知念さん「最初はアマビエ自体の存在を知らなかった。全国的にお菓子屋さんも非常に厳しい環境で営業している。そういう中でもどうにかお菓子で皆さんに幸せになってほしい。」
今回、菓子職人の前田香鈴(こすず)さんがデザインから製作まで全て1人で担当。味も見た目も楽しめることから、お客さんの反応も上々のようです。
常連客「妖怪というよりはかわいい感じ。」
菓子職人・前田香鈴さん「作業が細かいので時間がかかるんですよ、どうしても。

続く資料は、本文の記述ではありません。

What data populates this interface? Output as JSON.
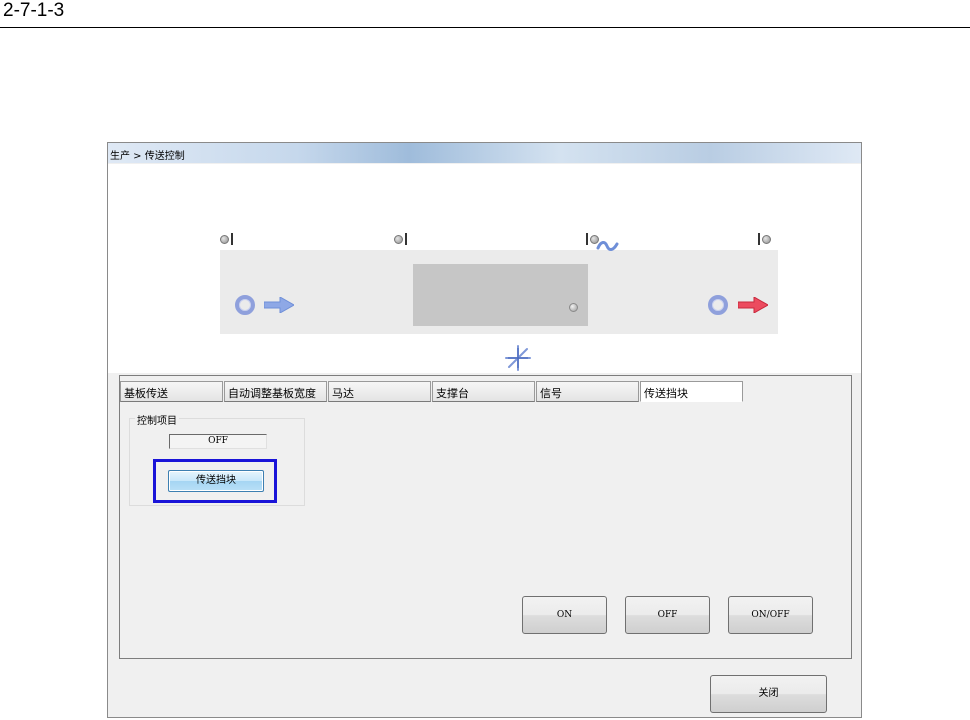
{
  "document": {
    "section_number": "2-7-1-3"
  },
  "window": {
    "title": "生产 > 传送控制"
  },
  "diagram": {
    "sensor_icon": "sensor-lamp-icon",
    "inlet_icon": "ring-sensor-icon",
    "inlet_arrow_icon": "blue-right-arrow-icon",
    "outlet_arrow_icon": "red-right-arrow-icon",
    "motor_icon": "wave-motor-icon",
    "fan_icon": "fan-icon",
    "colors": {
      "inlet_arrow": "#7f9fe0",
      "outlet_arrow": "#e8344f",
      "stage": "#c6c6c6"
    }
  },
  "tabs": [
    {
      "label": "基板传送"
    },
    {
      "label": "自动调整基板宽度"
    },
    {
      "label": "马达"
    },
    {
      "label": "支撑台"
    },
    {
      "label": "信号"
    },
    {
      "label": "传送挡块",
      "active": true
    }
  ],
  "control_group": {
    "label": "控制项目",
    "status": "OFF",
    "button_label": "传送挡块"
  },
  "actions": {
    "on_label": "ON",
    "off_label": "OFF",
    "onoff_label": "ON/OFF"
  },
  "footer": {
    "close_label": "关闭"
  }
}
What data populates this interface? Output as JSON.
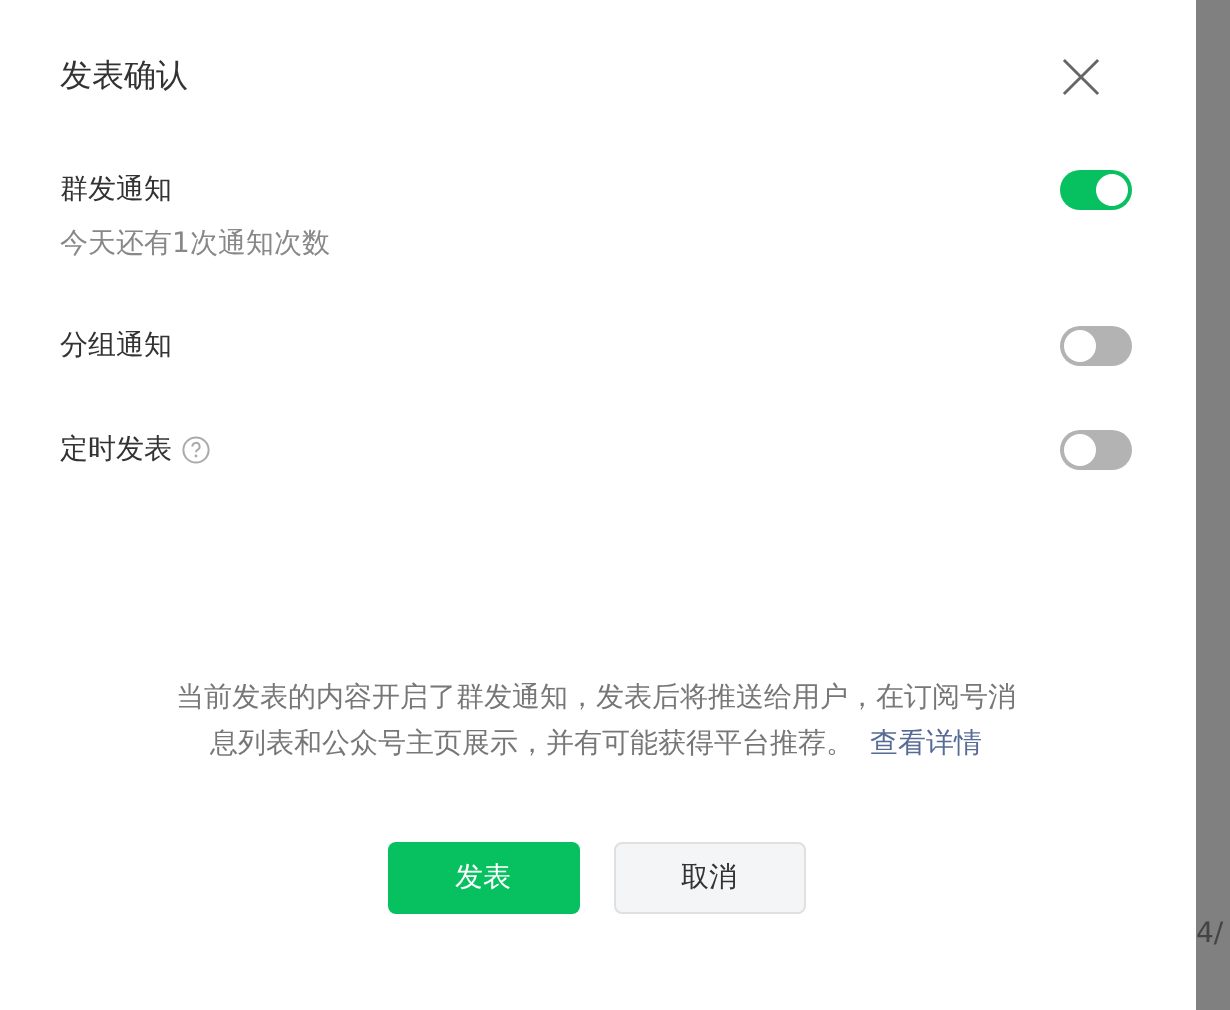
{
  "dialog": {
    "title": "发表确认"
  },
  "options": [
    {
      "label": "群发通知",
      "hint": "今天还有1次通知次数",
      "has_help": false,
      "on": true
    },
    {
      "label": "分组通知",
      "has_help": false,
      "on": false
    },
    {
      "label": "定时发表",
      "has_help": true,
      "on": false
    }
  ],
  "notice": {
    "text": "当前发表的内容开启了群发通知，发表后将推送给用户，在订阅号消息列表和公众号主页展示，并有可能获得平台推荐。",
    "link": "查看详情"
  },
  "buttons": [
    {
      "label": "发表",
      "kind": "primary"
    },
    {
      "label": "取消",
      "kind": "secondary"
    }
  ],
  "background": {
    "page_text": "4/"
  }
}
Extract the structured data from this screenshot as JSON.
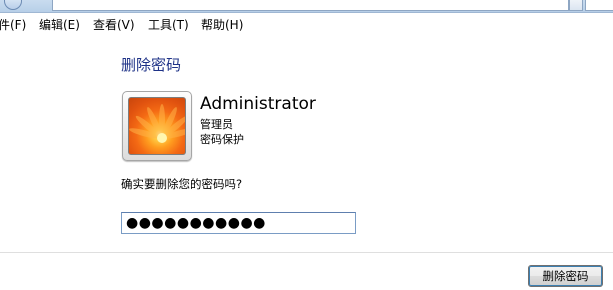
{
  "menubar": {
    "items": [
      {
        "label": "件(F)"
      },
      {
        "label": "编辑(E)"
      },
      {
        "label": "查看(V)"
      },
      {
        "label": "工具(T)"
      },
      {
        "label": "帮助(H)"
      }
    ]
  },
  "page": {
    "title": "删除密码",
    "user": {
      "name": "Administrator",
      "role": "管理员",
      "status": "密码保护"
    },
    "question": "确实要删除您的密码吗?",
    "password_value": "●●●●●●●●●●●",
    "delete_button_label": "删除密码"
  },
  "colors": {
    "title": "#1e3287",
    "input_border": "#7a9cc5"
  }
}
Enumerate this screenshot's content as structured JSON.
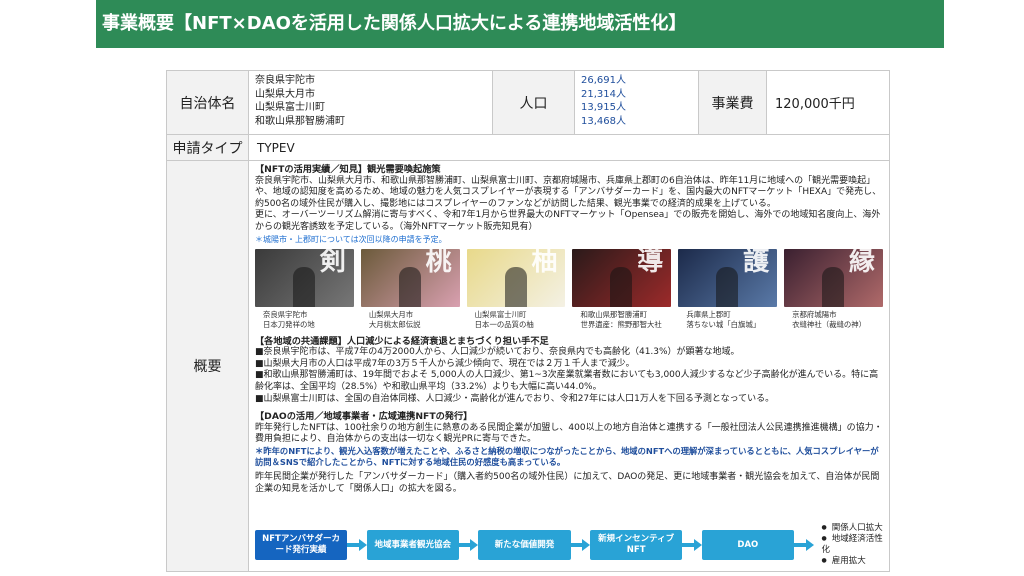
{
  "header": {
    "title": "事業概要【NFT×DAOを活用した関係人口拡大による連携地域活性化】"
  },
  "table": {
    "municipality_label": "自治体名",
    "municipalities": [
      "奈良県宇陀市",
      "山梨県大月市",
      "山梨県富士川町",
      "和歌山県那智勝浦町"
    ],
    "population_label": "人口",
    "populations": [
      "26,691人",
      "21,314人",
      "13,915人",
      "13,468人"
    ],
    "budget_label": "事業費",
    "budget_value": "120,000千円",
    "type_label": "申請タイプ",
    "type_value": "TYPEV",
    "overview_label": "概要"
  },
  "overview": {
    "s1_title": "【NFTの活用実績／知見】観光需要喚起施策",
    "s1_p1": "奈良県宇陀市、山梨県大月市、和歌山県那智勝浦町、山梨県富士川町、京都府城陽市、兵庫県上郡町の6自治体は、昨年11月に地域への「観光需要喚起」や、地域の認知度を高めるため、地域の魅力を人気コスプレイヤーが表現する「アンバサダーカード」を、国内最大のNFTマーケット「HEXA」で発売し、約500名の域外住民が購入し、撮影地にはコスプレイヤーのファンなどが訪問した結果、観光事業での経済的成果を上げている。",
    "s1_p2": "更に、オーバーツーリズム解消に寄与すべく、令和7年1月から世界最大のNFTマーケット「Opensea」での販売を開始し、海外での地域知名度向上、海外からの観光客誘致を予定している。（海外NFTマーケット販売知見有）",
    "s1_note": "＊城陽市・上郡町については次回以降の申請を予定。",
    "photos": [
      {
        "kanji": "剣",
        "caption1": "奈良県宇陀市",
        "caption2": "日本刀発祥の地",
        "c1": "#3a3a3a",
        "c2": "#777777"
      },
      {
        "kanji": "桃",
        "caption1": "山梨県大月市",
        "caption2": "大月桃太郎伝説",
        "c1": "#6b5a3a",
        "c2": "#d9a0b0"
      },
      {
        "kanji": "柚",
        "caption1": "山梨県富士川町",
        "caption2": "日本一の品質の柚",
        "c1": "#e8d98a",
        "c2": "#f4f1e4"
      },
      {
        "kanji": "導",
        "caption1": "和歌山県那智勝浦町",
        "caption2": "世界遺産：熊野那智大社",
        "c1": "#2a1a1a",
        "c2": "#9c2a2a"
      },
      {
        "kanji": "護",
        "caption1": "兵庫県上郡町",
        "caption2": "落ちない城「白旗城」",
        "c1": "#1c2a4a",
        "c2": "#5a7aa8"
      },
      {
        "kanji": "縁",
        "caption1": "京都府城陽市",
        "caption2": "衣縫神社（裁縫の神）",
        "c1": "#3a2030",
        "c2": "#b06a6a"
      }
    ],
    "s2_title": "【各地域の共通課題】人口減少による経済衰退とまちづくり担い手不足",
    "s2_items": [
      "■奈良県宇陀市は、平成7年の4万2000人から、人口減少が続いており、奈良県内でも高齢化（41.3%）が顕著な地域。",
      "■山梨県大月市の人口は平成7年の3万５千人から減少傾向で、現在では２万１千人まで減少。",
      "■和歌山県那智勝浦町は、19年間でおよそ 5,000人の人口減少、第1~3次産業就業者数においても3,000人減少するなど少子高齢化が進んでいる。特に高齢化率は、全国平均（28.5%）や和歌山県平均（33.2%）よりも大幅に高い44.0%。",
      "■山梨県富士川町は、全国の自治体同様、人口減少・高齢化が進んでおり、令和27年には人口1万人を下回る予測となっている。"
    ],
    "s3_title": "【DAOの活用／地域事業者・広域連携NFTの発行】",
    "s3_p1": "昨年発行したNFTは、100社余りの地方創生に熱意のある民間企業が加盟し、400以上の地方自治体と連携する「一般社団法人公民連携推進機構」の協力・費用負担により、自治体からの支出は一切なく観光PRに寄与できた。",
    "s3_note": "＊昨年のNFTにより、観光入込客数が増えたことや、ふるさと納税の増収につながったことから、地域のNFTへの理解が深まっているとともに、人気コスプレイヤーが訪問＆SNSで紹介したことから、NFTに対する地域住民の好感度も高まっている。",
    "s3_p2": "昨年民間企業が発行した「アンバサダーカード」（購入者約500名の域外住民）に加えて、DAOの発足、更に地域事業者・観光協会を加えて、自治体が民間企業の知見を活かして「関係人口」の拡大を図る。"
  },
  "flow": {
    "steps": [
      "NFTアンバサダーカード発行実績",
      "地域事業者観光協会",
      "新たな価値開発",
      "新規インセンティブNFT",
      "DAO"
    ],
    "outcomes": [
      "関係人口拡大",
      "地域経済活性化",
      "雇用拡大"
    ]
  }
}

まさかここまで作るとは思っていなかったので、コロナで家にいる機会が多いと思うが家でも楽しんでもらえたらいいな。」
新型コロナは、老舗和菓子店にも容赦なく影響を及ぼしました。県の休業要請を受けて、お茶の稽古やカルチャーセンターが自粛となり、お菓子の売上が減少。さらに、紅白まんじゅうの注文を受けていた学校の入学式が前日(直前)に延期決定となり、大量の在庫を抱えてしまいました。
知念さん「箱にすると500箱、紅白で1000個。僕らも初めてその量をキャンセルで戻ってきた」
そんな中、地元の菓子店を助けようと、保護者などを中心にSNSなどで「たくさん在庫を抱えていると思います。情報の拡散をぜひよろしくお願いします」「まんじゅう食べたい方は是非」といったメッセージが広まり、1000個近いまんじゅうはおよそ5時間で完売しました。
知念さん「半分は処分する覚悟で引き取ったが、こういう形で保護者の方の拡散によって無駄なく販売できたので非常にありがたいと思っています。」
新型コロナの収束、そして地域の人たちへの感謝の思いを込めてきょうもお菓子作りに精を出します。